Chez les personnes âgées, l’attention est omniprésente. Lors des chutes de neige, elles ont été plus de 250 à être contactées par les agents du CCAS. Malika est à l’accueil depuis quelques mois à peine, et elle prend très à coeur son travail. « Le 7 janvier, nous avons appelé les personnes les plus dépendantes. Malgré les conditions difficiles, j’ai pris la voiture, je suis allée faire quelques courses pour des retraités, je leur ai porté du pain. Du côté du portage des repas, les agents ont parfois parcouru des centaines de mètres à pied, la neige jusqu’au genou afin que les bénéficiaires puissent manger.

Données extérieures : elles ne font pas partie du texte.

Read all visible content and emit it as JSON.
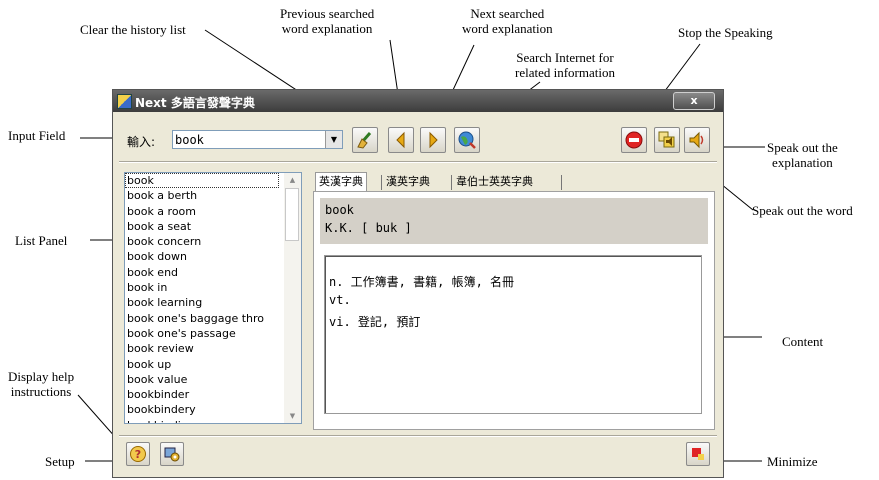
{
  "annotations": {
    "clear_history": "Clear the history list",
    "previous_explanation": "Previous searched\nword explanation",
    "next_explanation": "Next searched\nword explanation",
    "search_internet": "Search Internet for\nrelated information",
    "stop_speaking": "Stop the Speaking",
    "input_field": "Input Field",
    "speak_explanation": "Speak out the\nexplanation",
    "speak_word": "Speak out the word",
    "list_panel": "List Panel",
    "content": "Content",
    "display_help": "Display help\ninstructions",
    "setup": "Setup",
    "minimize": "Minimize"
  },
  "window": {
    "title": "Next 多語言發聲字典",
    "close_label": "x"
  },
  "input": {
    "label": "輸入:",
    "value": "book"
  },
  "toolbar": {
    "clear_icon": "broom-icon",
    "previous_icon": "left-arrow-icon",
    "next_icon": "right-arrow-icon",
    "internet_icon": "globe-search-icon",
    "stop_icon": "stop-icon",
    "speak_word_icon": "speak-word-icon",
    "speak_explanation_icon": "speaker-icon"
  },
  "list": {
    "items": [
      "book",
      "book a berth",
      "book a room",
      "book a seat",
      "book concern",
      "book down",
      "book end",
      "book in",
      "book learning",
      "book one's baggage thro",
      "book one's passage",
      "book review",
      "book up",
      "book value",
      "bookbinder",
      "bookbindery",
      "bookbinding"
    ],
    "selected_index": 0
  },
  "tabs": [
    {
      "label": "英漢字典",
      "active": true
    },
    {
      "label": "漢英字典",
      "active": false
    },
    {
      "label": "韋伯士英英字典",
      "active": false
    }
  ],
  "content": {
    "word": "book",
    "phonetic": "K.K. [ buk ]",
    "lines": [
      "n. 工作簿書, 書籍, 帳簿, 名冊",
      "vt.",
      "vi. 登記, 預訂"
    ]
  },
  "bottom": {
    "help_icon": "help-icon",
    "setup_icon": "setup-icon",
    "minimize_icon": "minimize-icon"
  },
  "colors": {
    "window_bg": "#ece9d8",
    "titlebar": "#4a4a4a",
    "wordbox_bg": "#d4d0c8"
  }
}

Je pense que lorsqu’on choisit de travailler dans le secteur social, ce n’est pas un hasard. »

Maryse Blangero * : « En partenariat avec les associations »

L’action sociale d’urgence est-elle une priorité de la municipalité ? En raison des crises financières et économiques, nous remarquons que de plus en plus de travailleurs pauvres, de personnes en situation de surendettement ou en impayé de loyer s’adressent au CCAS. La municipalité a donc décidé de renforcer le suivi des populations fragilisées. La mise en place du plan hivernal illustre cette démarche tout comme le plan Canicule, la prévention lors des expulsions domiciliaires, la domiciliation pour les sans domicile, l’accompagnement social des vieux travailleurs émigrés ou la coordination des aides d’urgences avec les associations caritatives. C’est le travail collectif avec ces dernières qui nous permet, à Gardanne, d’améliorer l’efficacité de la réponse et ainsi de mieux couvrir les besoins des usagers.